Outboard-EQ Help

EQ Match

> Capture the average spectrum of your source, pick a target curve, hit Apply — and Outboard-EQ writes the matching EQ moves directly into up to six bands. No second plugin, no reverse engineering, no

Capture the average spectrum of your source, pick a target curve, hit Apply — and Outboard-EQ writes the matching EQ moves directly into up to six bands. No second plugin, no reverse engineering, no curve traced by hand.

How it works

EQ Match runs a 16k-FFT Welch-averaged power spectral density over a 10-second ring buffer of your source. When you press Capture, the running PSD becomes the source curve. Pick a target (built-in or any captured source), set Amount / Resolution / Smoothing, and the Greedy Allocator finds the most useful per-band moves to bend the source toward the target — then writes those moves into your EQ bands.

Walkthrough

1. Start playback

Play the source material you want to analyze. The 10-second ring is constantly refreshing.

2. Capture

Open the Match popover in the header → Capture. The current Welch-averaged PSD is frozen as the source.

3. Pick a target

Four built-in targets ship with Outboard-EQ:

  • Pink Noise — perfectly flat spectral density per octave. A neutral reference.
  • Bach Orchestral — averaged spectrum of a classical orchestral recording. Warm and balanced.
  • Hip-Hop — averaged spectrum of a contemporary hip-hop master. Heavy lows, controlled mids.
  • Modern Pop — averaged spectrum of contemporary pop production. Bright, scooped mids.

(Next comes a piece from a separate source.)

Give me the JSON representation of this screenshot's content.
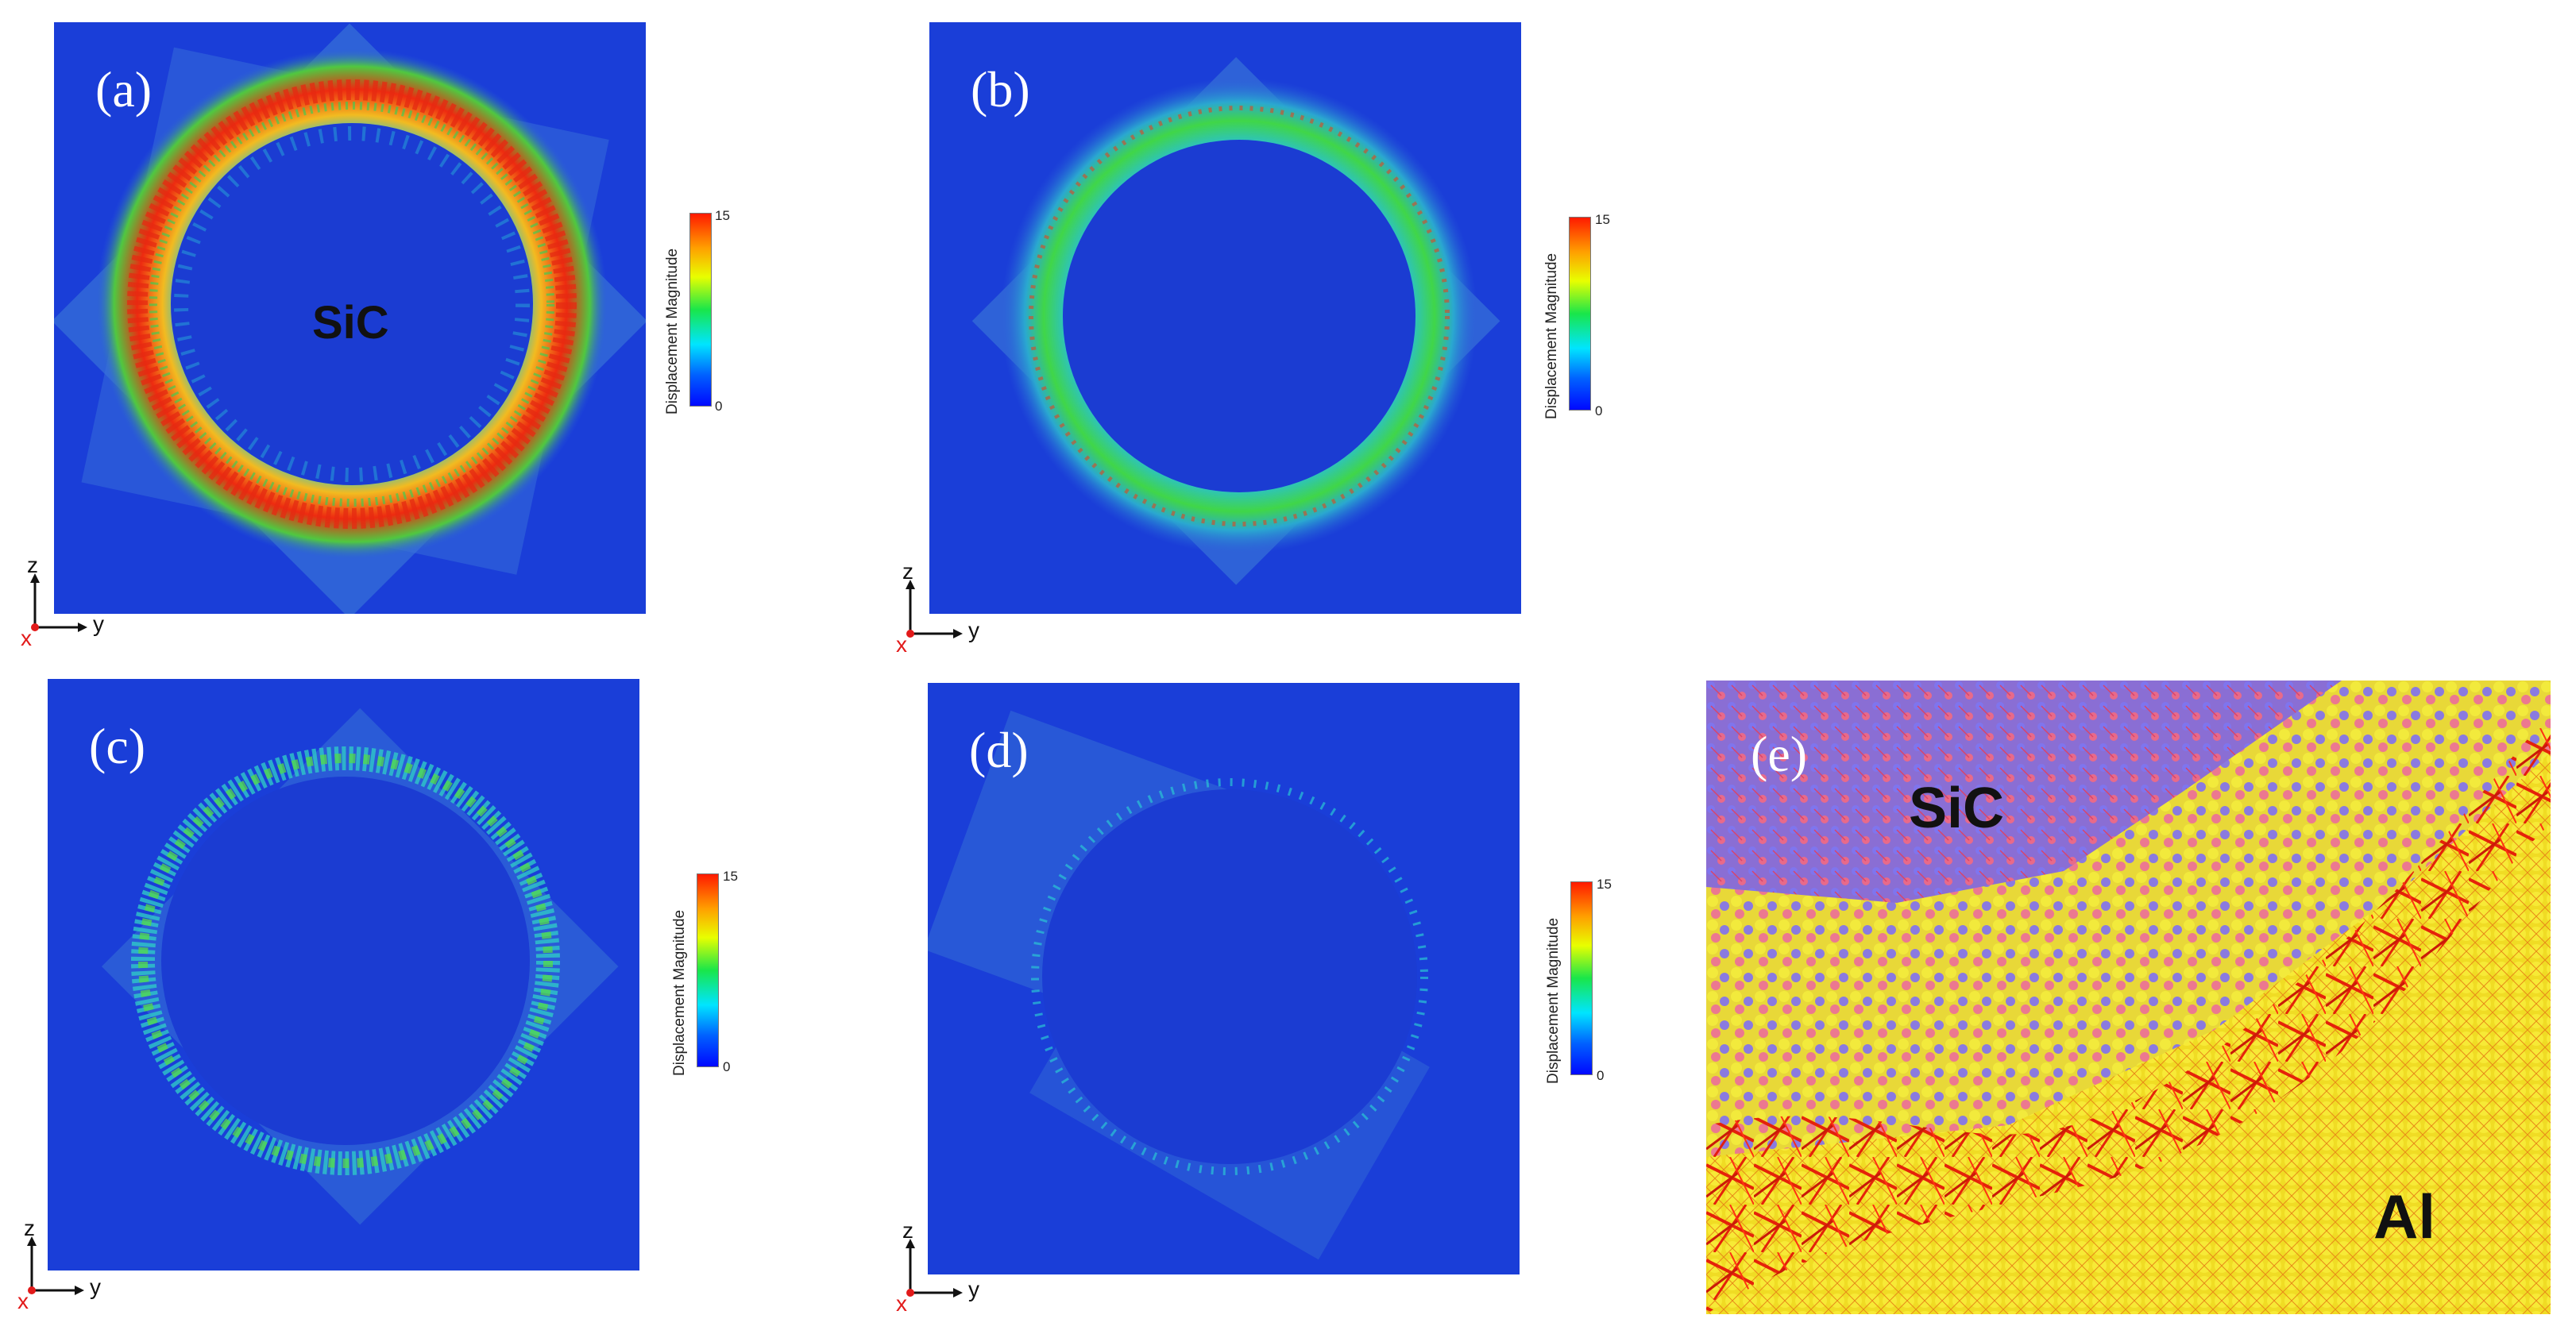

You can also pick Capture as target to use a captured spectrum (e.g. a reference track you played earlier) as the target.

4. Set the three knobs

  • Amount (0–2) — how strongly the match is applied. 1.0 is a 1:1 match, 0.5 is half, 2.0 is double.
  • Resolution (1–6) — how many bands the allocator may use. More bands = closer match; fewer bands = more obvious shape.
  • Smoothing (1/3 to 1/48 oct) — how the source-vs-target difference is smoothed before the allocator picks bands. Wider smoothing produces broader EQ moves.

5. Apply

Press Apply. The allocator writes the result directly into up to six APVTS bands as Peak filters with appropriate freq/gain/Q. The remaining bands (if any) are left untouched.

You can press Undo in the header to revert if you don't like the result, or run Apply again with different settings.

Tips

  • For a "make this drum bus sound like a reference" workflow: capture your drum bus, set Capture as Target to a reference drum bus you captured earlier, and apply at Amount around 0.5 to 0.8. The match nudges your bus toward the reference without taking over its character.
  • The allocator is greedy — it picks the move that closes the biggest gap first, then the next, and so on. So Resolution 3 gives you the three most important corrections; Resolution 6 fills in the smaller refinements.
  • Pink Noise target plus a 1/3 oct smoothing is a great "flatten the tonal balance" pass. Hip-Hop or Modern Pop target plus 1/12 oct smoothing is a "make this sound like the genre" pass.